Mon Jan 26 16:50:04 EST 2004

> From: Walter Dörwald
> 
> The biggest problem I had with hotshot is the filesize. I was
> using the above script to profile a script which normally
> runs for about 10-15 minutes. After ca. 20 minutes the size
> of hotshot.prof was over 1 gig. Is there any possibility to
> reduce the filesize?

In my coverage tool (which I *still* haven't managed to get permission to release!!!) I was storing arrays of file numbers (indexes into a list), line numbers (into the file) and type (line, exception, etc). Every thousand or so entries, I would take the arrays, to a `tostring()` then compress the string. Then the 3 sets of data was written to file as a binary pickle.

At the end of the run, a tuple was pickled for each file consisting of things like the fully-qualified module name, the filename, number of lines, the compressed source code and info about the members in the module (e.g. type, starting line, end line, etc - useful for finding in the source code).

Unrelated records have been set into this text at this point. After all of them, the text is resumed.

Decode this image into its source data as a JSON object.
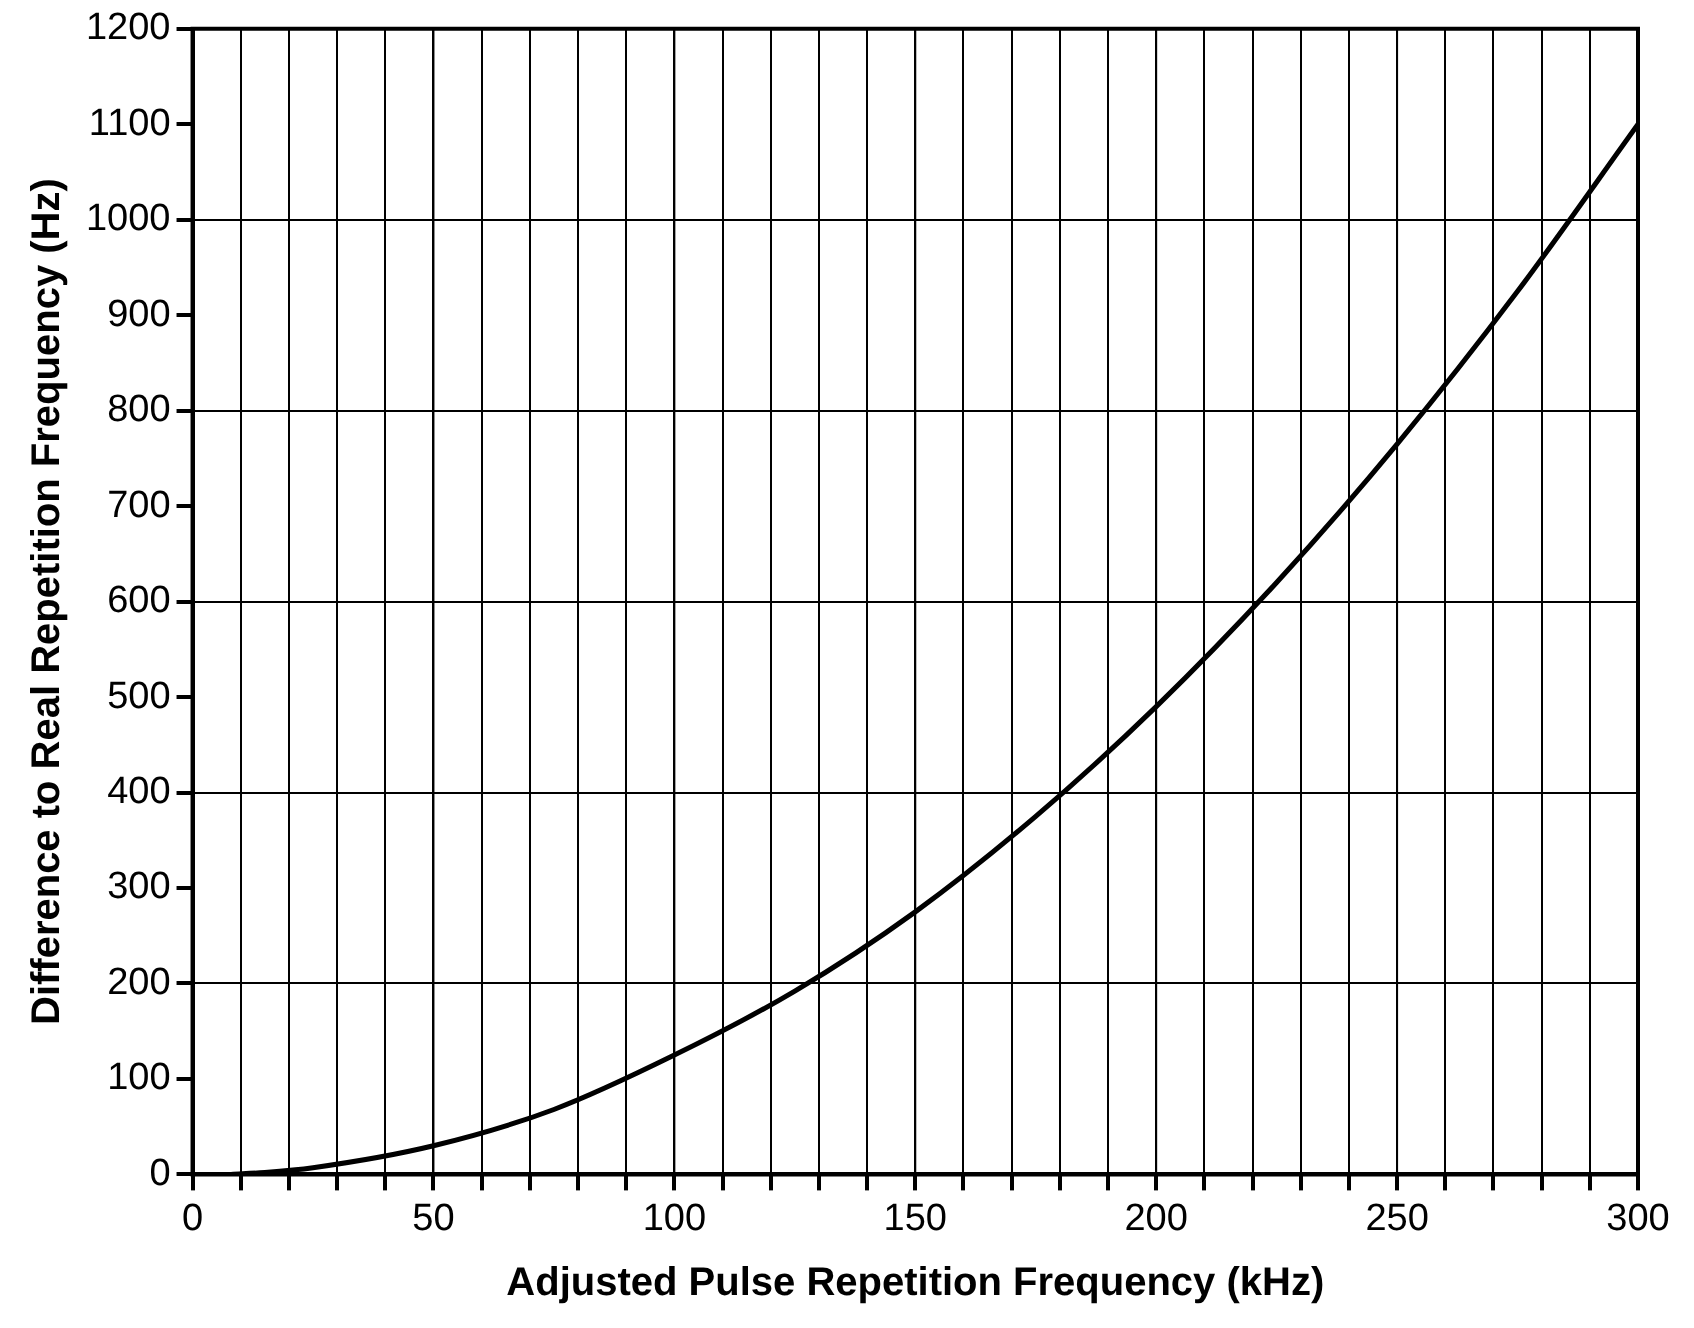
{
  "chart_data": {
    "type": "line",
    "xlabel": "Adjusted Pulse Repetition Frequency (kHz)",
    "ylabel": "Difference to Real Repetition Frequency (Hz)",
    "x": [
      8,
      15,
      25,
      50,
      75,
      100,
      125,
      150,
      175,
      200,
      225,
      250,
      275,
      300
    ],
    "series": [
      {
        "color": "#000000",
        "values": [
          0,
          2,
          7,
          30,
          68,
          125,
          192,
          275,
          375,
          490,
          620,
          765,
          925,
          1100
        ]
      }
    ],
    "xlim": [
      0,
      300
    ],
    "ylim": [
      0,
      1200
    ],
    "xticks": [
      0,
      {
        "value": 10,
        "label": null
      },
      {
        "value": 20,
        "label": null
      },
      {
        "value": 30,
        "label": null
      },
      {
        "value": 40,
        "label": null
      },
      50,
      {
        "value": 60,
        "label": null
      },
      {
        "value": 70,
        "label": null
      },
      {
        "value": 80,
        "label": null
      },
      {
        "value": 90,
        "label": null
      },
      100,
      {
        "value": 110,
        "label": null
      },
      {
        "value": 120,
        "label": null
      },
      {
        "value": 130,
        "label": null
      },
      {
        "value": 140,
        "label": null
      },
      150,
      {
        "value": 160,
        "label": null
      },
      {
        "value": 170,
        "label": null
      },
      {
        "value": 180,
        "label": null
      },
      {
        "value": 190,
        "label": null
      },
      200,
      {
        "value": 210,
        "label": null
      },
      {
        "value": 220,
        "label": null
      },
      {
        "value": 230,
        "label": null
      },
      {
        "value": 240,
        "label": null
      },
      250,
      {
        "value": 260,
        "label": null
      },
      {
        "value": 270,
        "label": null
      },
      {
        "value": 280,
        "label": null
      },
      {
        "value": 290,
        "label": null
      },
      300
    ],
    "yticks": [
      0,
      100,
      200,
      300,
      400,
      500,
      600,
      700,
      800,
      900,
      1000,
      1100,
      1200
    ],
    "grid": true,
    "legend": false,
    "marker": "none",
    "line_style": "solid"
  }
}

I also included the (compressed) stacktrace of any exception which ended the coverage run.

This resulted in multi-megabyte files being reduced to a few kilobytes, without a major memory or performance penalty, and all the data I needed to display the results i.e. no need for the coverage to be displayed on the same computer. The compression wasn't as good as if I did larger chunks, but the difference wasn't particularly significant - maybe a few percentage points. Also, since the chunks being compressed were fairly small, they didn't hurt the performance much.

It does make the extractor much more complex, but I thought it was worth it.

Tim Delaney